My mind drifted back to my conversation with Jaime Chapman earlier in the day, too. His casual, malicious sense of superiority was a thing I’d encountered a time or two. I’d been famous long enough that I was well over people who sneered at me and thought me a complete dunce due to my lack of formal education.
Credit to Mendelsohn; he must have seen this. I realized, a little belatedly, that in our conversations, he’d taken a sort of opposite tack of Chapman. Almost like he was building me up in spite of my—admitted—insecurities related to that lack of education.
Then there was Friday. I sighed, loud, there in the empty limo.
What the hell was I going to do about Friday?
Harry had passed the message that Friday was somehow crucial to this investigation. Thus far, he’d thrown himself brainlessly into a fight with Grendel only to get disemboweled—which, hey, I could sympathize with, having had it happen to myself once or twice—then pissed off Veronika to a higher level than she’d already been pissed off. Which did not seem to bode well for me in the future. Or Friday, if it came down to it.
I pulled the napkin out of my pocket again. The edges were already showing wear from my constant handling of it.
Whatever was going on at this place tonight, I needed to at least take a look.

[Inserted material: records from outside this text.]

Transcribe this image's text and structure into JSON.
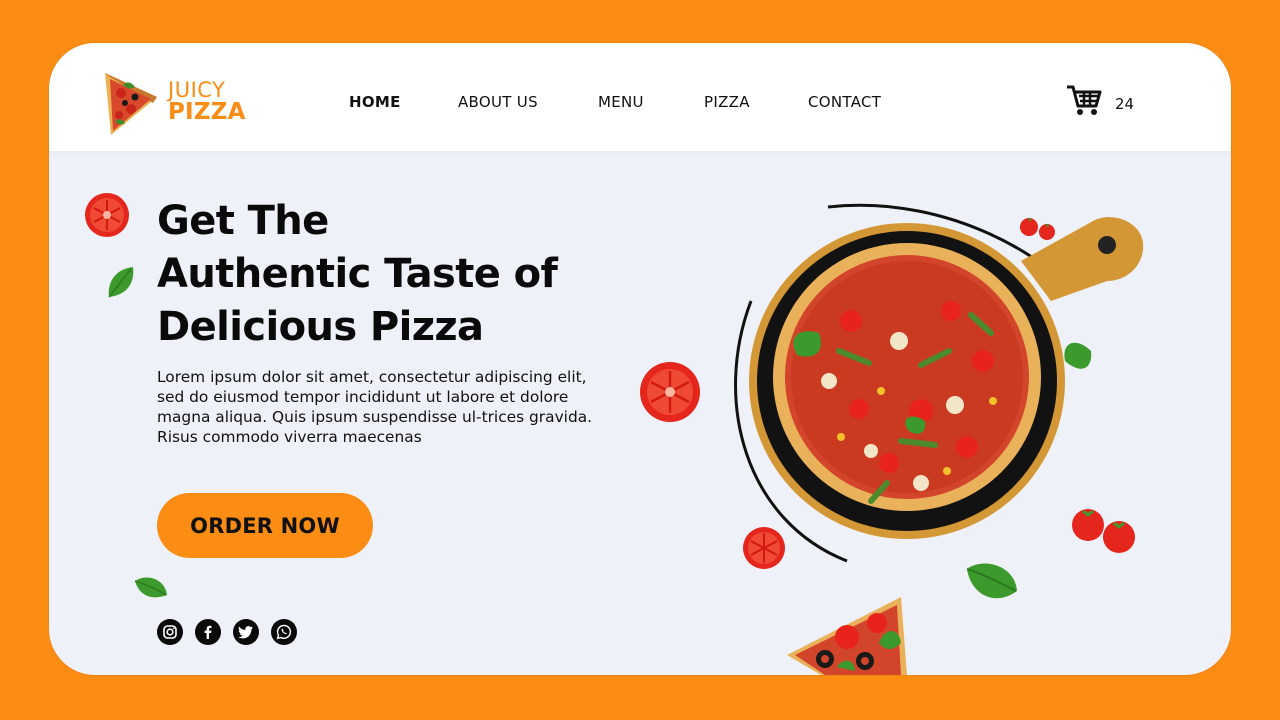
{
  "brand": {
    "line1": "JUICY",
    "line2": "PIZZA",
    "accent_color": "#fb8c14",
    "icon": "pizza-slice-icon"
  },
  "nav": {
    "items": [
      {
        "label": "HOME",
        "active": true
      },
      {
        "label": "ABOUT US",
        "active": false
      },
      {
        "label": "MENU",
        "active": false
      },
      {
        "label": "PIZZA",
        "active": false
      },
      {
        "label": "CONTACT",
        "active": false
      }
    ]
  },
  "cart": {
    "icon": "cart-icon",
    "count": "24"
  },
  "hero": {
    "title_lines": [
      "Get The",
      "Authentic Taste of",
      "Delicious Pizza"
    ],
    "body": "Lorem ipsum dolor sit amet, consectetur adipiscing elit, sed do eiusmod tempor incididunt ut labore et dolore magna aliqua. Quis ipsum suspendisse ul-trices gravida. Risus commodo viverra maecenas",
    "cta": "ORDER NOW"
  },
  "socials": [
    {
      "icon": "instagram-icon"
    },
    {
      "icon": "facebook-icon"
    },
    {
      "icon": "twitter-icon"
    },
    {
      "icon": "whatsapp-icon"
    }
  ],
  "colors": {
    "background": "#fb8c14",
    "card": "#eff1f8",
    "text": "#0a0a0a"
  }
}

The idea that it could be a trap occurred to me, and made me wonder what the best path to handle it would be?
I could bring Friday as back-up. If he were any other agent, that’s exactly what I would do, in fact.
But...
This was Friday we were talking about.
I hit the button for the intercom to the driver and read out the napkin address to him. After he acknowledged he had it, I said, “Take me there and park a half mile away or so. I’m setting my alarm for 1 AM and I’m going to get some sleep. You can do the same if you want. Just don’t tell anyone this is our destination, okay?”
“Yes, ma’am,” he said,
and that was it for our communication.
I set my alarm, then stretched out across the back seat as I came to a decision.

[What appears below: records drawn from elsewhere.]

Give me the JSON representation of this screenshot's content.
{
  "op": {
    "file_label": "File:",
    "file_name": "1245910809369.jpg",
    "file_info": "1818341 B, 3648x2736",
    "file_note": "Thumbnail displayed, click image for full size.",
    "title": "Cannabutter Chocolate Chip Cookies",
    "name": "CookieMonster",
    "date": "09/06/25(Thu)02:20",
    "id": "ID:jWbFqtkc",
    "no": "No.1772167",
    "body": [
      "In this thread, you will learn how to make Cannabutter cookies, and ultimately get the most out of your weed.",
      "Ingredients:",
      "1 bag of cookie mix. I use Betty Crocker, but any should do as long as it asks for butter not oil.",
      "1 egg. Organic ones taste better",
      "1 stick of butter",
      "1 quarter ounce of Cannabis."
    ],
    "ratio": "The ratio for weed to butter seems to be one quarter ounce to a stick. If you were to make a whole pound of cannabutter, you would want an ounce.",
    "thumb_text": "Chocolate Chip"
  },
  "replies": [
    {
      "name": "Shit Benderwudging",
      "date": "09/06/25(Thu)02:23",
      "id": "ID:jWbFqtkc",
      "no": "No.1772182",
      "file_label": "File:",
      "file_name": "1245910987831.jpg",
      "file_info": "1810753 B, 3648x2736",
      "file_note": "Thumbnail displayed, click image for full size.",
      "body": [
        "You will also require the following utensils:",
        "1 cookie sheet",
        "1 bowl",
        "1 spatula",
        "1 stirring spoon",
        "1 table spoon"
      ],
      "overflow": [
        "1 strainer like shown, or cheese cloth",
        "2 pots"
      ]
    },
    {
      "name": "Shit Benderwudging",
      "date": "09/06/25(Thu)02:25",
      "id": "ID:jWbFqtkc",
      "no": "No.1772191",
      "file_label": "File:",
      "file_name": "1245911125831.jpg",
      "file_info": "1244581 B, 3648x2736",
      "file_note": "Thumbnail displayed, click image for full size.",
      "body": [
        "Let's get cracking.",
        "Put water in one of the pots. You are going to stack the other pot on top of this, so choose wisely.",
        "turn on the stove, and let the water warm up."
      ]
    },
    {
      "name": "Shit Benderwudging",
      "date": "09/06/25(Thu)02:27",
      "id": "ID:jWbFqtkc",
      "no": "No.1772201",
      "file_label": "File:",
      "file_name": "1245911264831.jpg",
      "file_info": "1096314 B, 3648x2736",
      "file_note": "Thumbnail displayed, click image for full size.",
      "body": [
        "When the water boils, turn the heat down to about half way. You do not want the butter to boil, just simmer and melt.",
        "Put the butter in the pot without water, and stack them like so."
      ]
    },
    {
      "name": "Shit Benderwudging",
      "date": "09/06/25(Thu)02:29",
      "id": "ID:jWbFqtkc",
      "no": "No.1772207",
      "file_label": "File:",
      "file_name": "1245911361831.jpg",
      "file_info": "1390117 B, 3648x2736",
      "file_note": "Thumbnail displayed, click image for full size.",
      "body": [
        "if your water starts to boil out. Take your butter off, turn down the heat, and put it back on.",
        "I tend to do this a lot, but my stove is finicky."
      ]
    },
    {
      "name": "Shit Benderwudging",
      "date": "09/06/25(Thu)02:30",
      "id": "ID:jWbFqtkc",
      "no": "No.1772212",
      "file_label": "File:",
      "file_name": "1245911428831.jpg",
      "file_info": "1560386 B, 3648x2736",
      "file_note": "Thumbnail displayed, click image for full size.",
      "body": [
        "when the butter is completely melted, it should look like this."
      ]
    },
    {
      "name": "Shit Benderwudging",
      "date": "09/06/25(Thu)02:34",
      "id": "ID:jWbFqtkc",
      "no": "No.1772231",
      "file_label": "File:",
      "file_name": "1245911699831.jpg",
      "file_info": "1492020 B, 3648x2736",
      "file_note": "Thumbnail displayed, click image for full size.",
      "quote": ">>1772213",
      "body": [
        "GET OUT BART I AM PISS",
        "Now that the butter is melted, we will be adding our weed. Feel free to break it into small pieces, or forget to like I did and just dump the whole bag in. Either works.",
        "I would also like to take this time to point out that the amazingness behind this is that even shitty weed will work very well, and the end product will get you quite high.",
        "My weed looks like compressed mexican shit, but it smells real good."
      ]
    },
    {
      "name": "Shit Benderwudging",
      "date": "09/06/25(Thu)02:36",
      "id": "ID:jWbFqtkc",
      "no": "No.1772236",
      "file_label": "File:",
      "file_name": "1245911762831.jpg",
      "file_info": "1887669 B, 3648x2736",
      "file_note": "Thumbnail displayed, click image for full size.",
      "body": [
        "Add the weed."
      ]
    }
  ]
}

Hell no, I wasn’t bringing Friday along on...well, whatever this was. If Mendelsohn called back, I’d talk to him about it, otherwise I’d go alone and just sniff around the edges. I wouldn’t go ‘in’ on whatever it was unless I found out it was totally innocuous.
With that decision made, but a thousand other questions swirling in my head, I lay back on the seat and thought of someone I desperately wanted to talk to as I drifted off to sleep.
67.
“Ma’am?”
I woke in the back of the limo, which was far from the worst place I’d woken up to recently. “I’m up, I’m up,” I said, in a deep grog. The driver’s voice was coming out of a speaker, and there was a buzzing noise going off nearby. It was pretty subtle, and it took me a second to realize it was my phone. Who knew how long it had been going. I hit the button to shut off the alarm, then closed my eyes again for a minute.

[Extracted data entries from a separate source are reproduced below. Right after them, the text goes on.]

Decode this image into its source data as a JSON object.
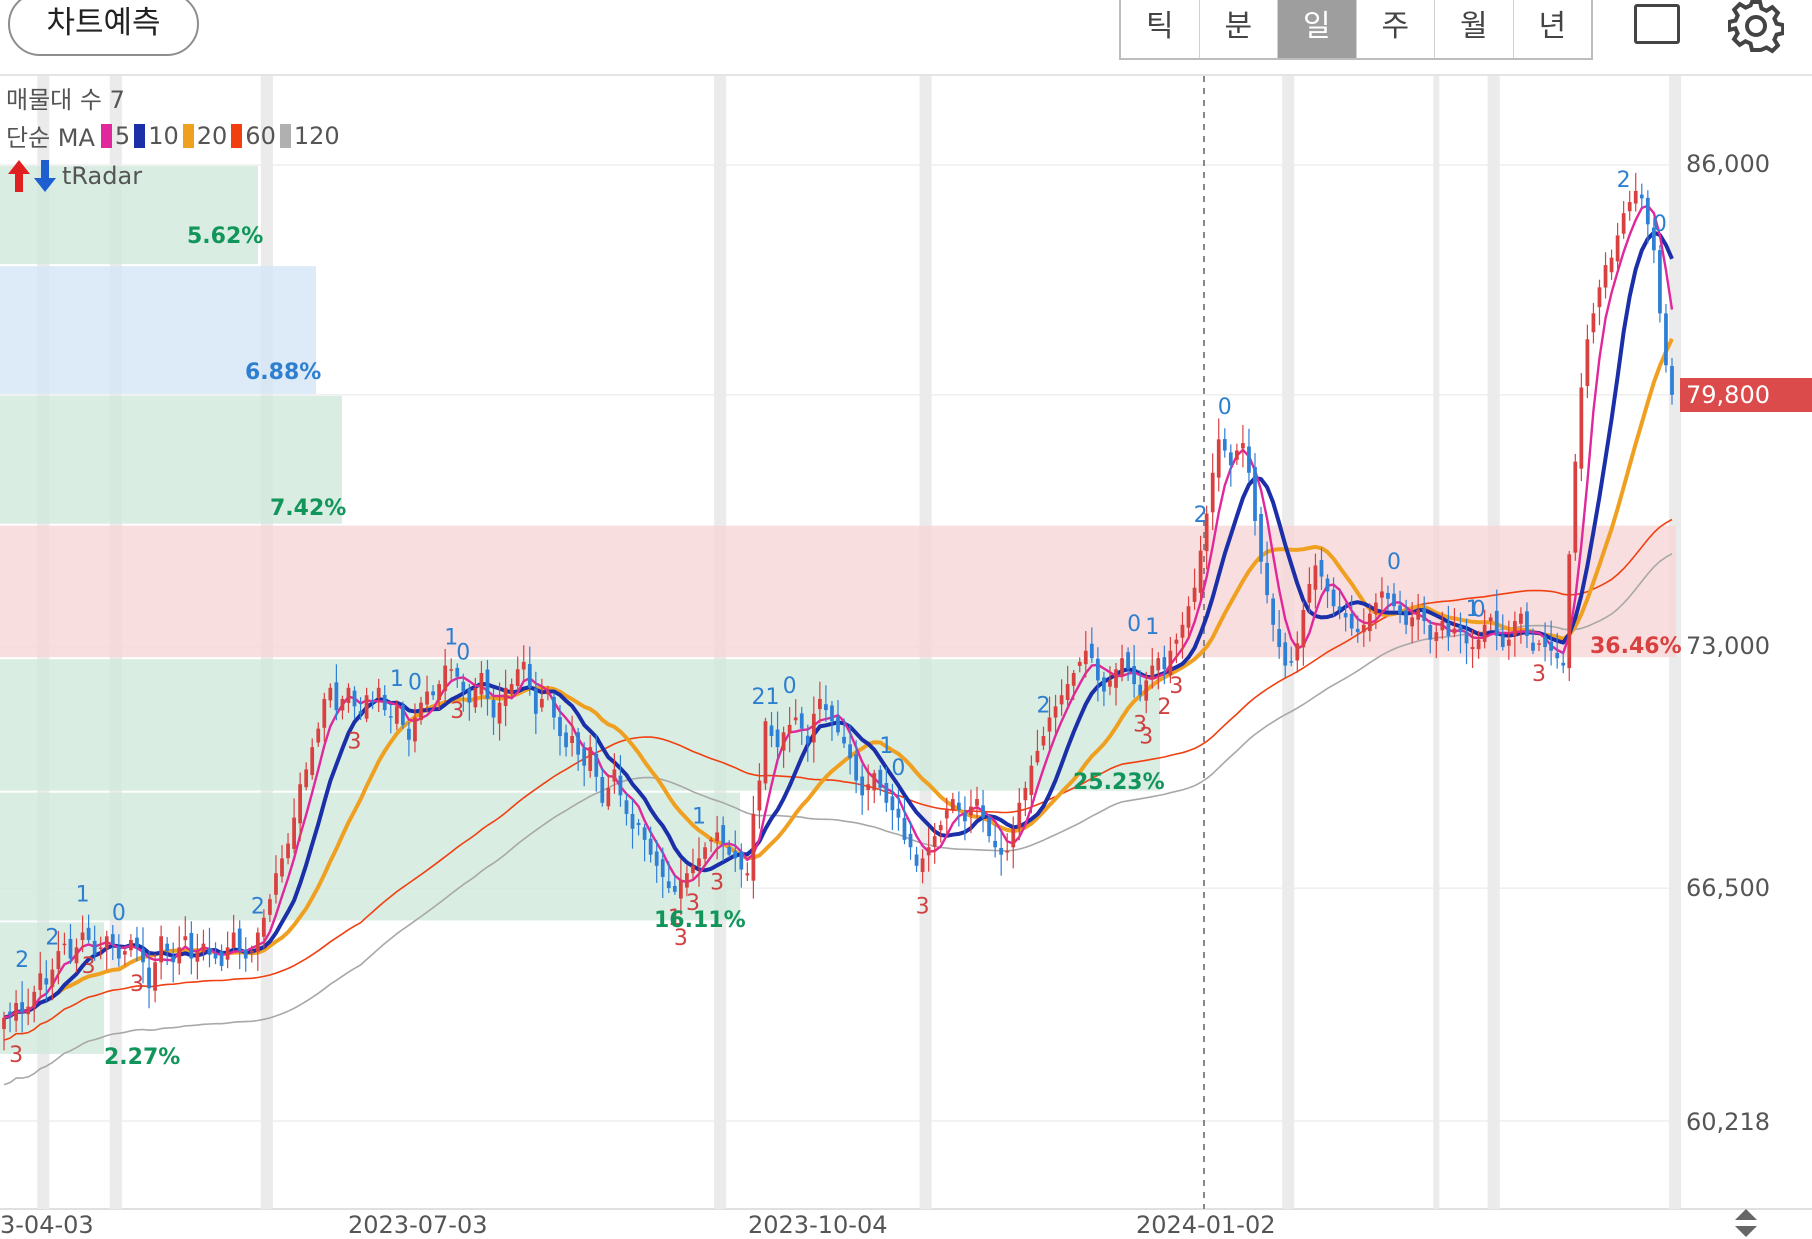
{
  "toolbar": {
    "predict_label": "차트예측",
    "periods": [
      "틱",
      "분",
      "일",
      "주",
      "월",
      "년"
    ],
    "active_period": "일",
    "square_icon": "square-icon",
    "settings_icon": "gear-icon"
  },
  "legend": {
    "volume_profile": "매물대 수 7",
    "ma_prefix": "단순 MA",
    "ma": [
      {
        "period": "5",
        "color": "#e0279b"
      },
      {
        "period": "10",
        "color": "#1b2fa8"
      },
      {
        "period": "20",
        "color": "#f0a020"
      },
      {
        "period": "60",
        "color": "#f04010"
      },
      {
        "period": "120",
        "color": "#b0b0b0"
      }
    ],
    "radar": "tRadar"
  },
  "colors": {
    "up": "#d94040",
    "down": "#2e7fd6",
    "zone_green": "#dcefe6",
    "zone_blue": "#dbeafa",
    "zone_red": "#f8dede"
  },
  "chart_data": {
    "type": "candlestick",
    "x_ticks": [
      "3-04-03",
      "2023-07-03",
      "2023-10-04",
      "2024-01-02"
    ],
    "y_ticks": [
      "86,000",
      "73,000",
      "66,500",
      "60,218"
    ],
    "ylim": [
      60218,
      86000
    ],
    "last_price": "79,800",
    "last_value": 79800,
    "volume_profile": [
      {
        "low": 83300,
        "high": 86000,
        "label": "5.62%",
        "color": "green"
      },
      {
        "low": 79800,
        "high": 83300,
        "label": "6.88%",
        "color": "blue"
      },
      {
        "low": 76300,
        "high": 79800,
        "label": "7.42%",
        "color": "green"
      },
      {
        "low": 72700,
        "high": 76300,
        "label": "36.46%",
        "color": "red"
      },
      {
        "low": 69100,
        "high": 72700,
        "label": "25.23%",
        "color": "green"
      },
      {
        "low": 65600,
        "high": 69100,
        "label": "16.11%",
        "color": "green"
      },
      {
        "low": 62000,
        "high": 65600,
        "label": "2.27%",
        "color": "green"
      }
    ],
    "close_series": [
      63000,
      63100,
      63400,
      63150,
      63300,
      63700,
      64200,
      63900,
      64300,
      64800,
      65000,
      64600,
      64900,
      65300,
      65100,
      64700,
      64900,
      65200,
      65000,
      64600,
      64800,
      65100,
      64900,
      64500,
      63800,
      64500,
      65200,
      64800,
      64500,
      64900,
      65200,
      64600,
      64800,
      65000,
      64700,
      64600,
      64400,
      64900,
      65300,
      64800,
      64600,
      64800,
      65300,
      65700,
      66200,
      66900,
      67300,
      67700,
      68400,
      69300,
      69700,
      70300,
      70800,
      71600,
      71900,
      71300,
      71600,
      71900,
      71400,
      71200,
      71700,
      71500,
      71900,
      71300,
      71100,
      71400,
      70900,
      70500,
      71100,
      71500,
      71800,
      71700,
      72000,
      72500,
      72400,
      72200,
      71800,
      71500,
      71900,
      72300,
      71600,
      71100,
      71500,
      71900,
      72000,
      72400,
      72600,
      71900,
      71200,
      71600,
      71800,
      71100,
      70600,
      70300,
      70600,
      70100,
      69800,
      70300,
      69500,
      68800,
      69200,
      69700,
      69000,
      68500,
      68100,
      68200,
      67800,
      67400,
      67100,
      66800,
      66500,
      66400,
      66700,
      66900,
      67100,
      67300,
      67600,
      67800,
      68000,
      67700,
      67400,
      67300,
      67000,
      66900,
      68500,
      69400,
      71000,
      70600,
      70300,
      70700,
      70900,
      71100,
      70800,
      70400,
      71200,
      71600,
      71300,
      71000,
      70700,
      70400,
      70000,
      69400,
      69000,
      69300,
      69600,
      69200,
      68800,
      68600,
      68400,
      67800,
      67600,
      67100,
      67300,
      67600,
      67900,
      68200,
      68600,
      68900,
      68600,
      68300,
      68700,
      68900,
      68400,
      67900,
      67600,
      67400,
      67500,
      68100,
      68800,
      69200,
      69800,
      70200,
      70600,
      71100,
      71400,
      71700,
      72000,
      72300,
      72600,
      72900,
      72700,
      72100,
      71800,
      72100,
      72400,
      72700,
      72400,
      72000,
      71700,
      72100,
      72500,
      72700,
      72400,
      72900,
      73200,
      73600,
      74100,
      74600,
      75600,
      76600,
      77700,
      78600,
      78300,
      77900,
      78300,
      78500,
      77700,
      76400,
      75300,
      74400,
      73600,
      73000,
      72500,
      72600,
      73100,
      74000,
      74700,
      75200,
      74900,
      74500,
      74100,
      74000,
      73800,
      73500,
      73400,
      73600,
      73900,
      74200,
      74500,
      74300,
      74100,
      73900,
      73600,
      73800,
      74000,
      73700,
      73200,
      73400,
      73700,
      73300,
      73500,
      73400,
      73100,
      73000,
      73200,
      73600,
      73800,
      73300,
      73000,
      73200,
      73700,
      73900,
      73300,
      72900,
      73100,
      73000,
      72900,
      72700,
      72500,
      75500,
      78000,
      80000,
      81300,
      82000,
      82700,
      83300,
      83500,
      84100,
      84700,
      85000,
      85300,
      85100,
      84400,
      83700,
      82000,
      80600,
      79800
    ],
    "signals": [
      {
        "idx": 3,
        "text": "2",
        "type": "down"
      },
      {
        "idx": 8,
        "text": "2",
        "type": "down"
      },
      {
        "idx": 13,
        "text": "1",
        "type": "down"
      },
      {
        "idx": 19,
        "text": "0",
        "type": "down"
      },
      {
        "idx": 14,
        "text": "3",
        "type": "up"
      },
      {
        "idx": 22,
        "text": "3",
        "type": "up"
      },
      {
        "idx": 2,
        "text": "3",
        "type": "up"
      },
      {
        "idx": 42,
        "text": "2",
        "type": "down"
      },
      {
        "idx": 58,
        "text": "3",
        "type": "up"
      },
      {
        "idx": 65,
        "text": "1",
        "type": "down"
      },
      {
        "idx": 68,
        "text": "0",
        "type": "down"
      },
      {
        "idx": 74,
        "text": "1",
        "type": "down"
      },
      {
        "idx": 76,
        "text": "0",
        "type": "down"
      },
      {
        "idx": 75,
        "text": "3",
        "type": "up"
      },
      {
        "idx": 111,
        "text": "1",
        "type": "up"
      },
      {
        "idx": 112,
        "text": "3",
        "type": "up"
      },
      {
        "idx": 114,
        "text": "3",
        "type": "up"
      },
      {
        "idx": 115,
        "text": "1",
        "type": "down"
      },
      {
        "idx": 118,
        "text": "3",
        "type": "up"
      },
      {
        "idx": 126,
        "text": "21",
        "type": "down"
      },
      {
        "idx": 130,
        "text": "0",
        "type": "down"
      },
      {
        "idx": 146,
        "text": "1",
        "type": "down"
      },
      {
        "idx": 148,
        "text": "0",
        "type": "down"
      },
      {
        "idx": 152,
        "text": "3",
        "type": "up"
      },
      {
        "idx": 172,
        "text": "2",
        "type": "down"
      },
      {
        "idx": 187,
        "text": "0",
        "type": "down"
      },
      {
        "idx": 188,
        "text": "3",
        "type": "up"
      },
      {
        "idx": 189,
        "text": "3",
        "type": "up"
      },
      {
        "idx": 190,
        "text": "1",
        "type": "down"
      },
      {
        "idx": 192,
        "text": "2",
        "type": "up"
      },
      {
        "idx": 194,
        "text": "3",
        "type": "up"
      },
      {
        "idx": 198,
        "text": "2",
        "type": "down"
      },
      {
        "idx": 202,
        "text": "0",
        "type": "down"
      },
      {
        "idx": 230,
        "text": "0",
        "type": "down"
      },
      {
        "idx": 243,
        "text": "1",
        "type": "down"
      },
      {
        "idx": 244,
        "text": "0",
        "type": "down"
      },
      {
        "idx": 254,
        "text": "3",
        "type": "up"
      },
      {
        "idx": 268,
        "text": "2",
        "type": "down"
      },
      {
        "idx": 274,
        "text": "0",
        "type": "down"
      }
    ]
  }
}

“Ma’am, it’s almost two in the morning,” the driver’s voice came over the intercom again.
That snapped me awake, a little more harshly than I would have liked. I guess I’d hit snooze a few times. Usually that wasn’t a problem for me; I tended to get up fairly early and vault out of bed with the first ring of the alarm. But every once in a while when I’d hit my limits, the snooze button did become an option. Apparently that had happened here.
“Okay, yes, I’m sitting up,” I said, and did so, blood draining out of my head and making me regret fighting against gravity. Bed was so much more of an attractive option than getting up to—what was I doing again? Oh, right, staking out an address given to me by Brittle Bruce. I took a couple long breaths. “Okay. Okay, I’m shoving myself out the limo door and hoping the night air will briskly wake me.”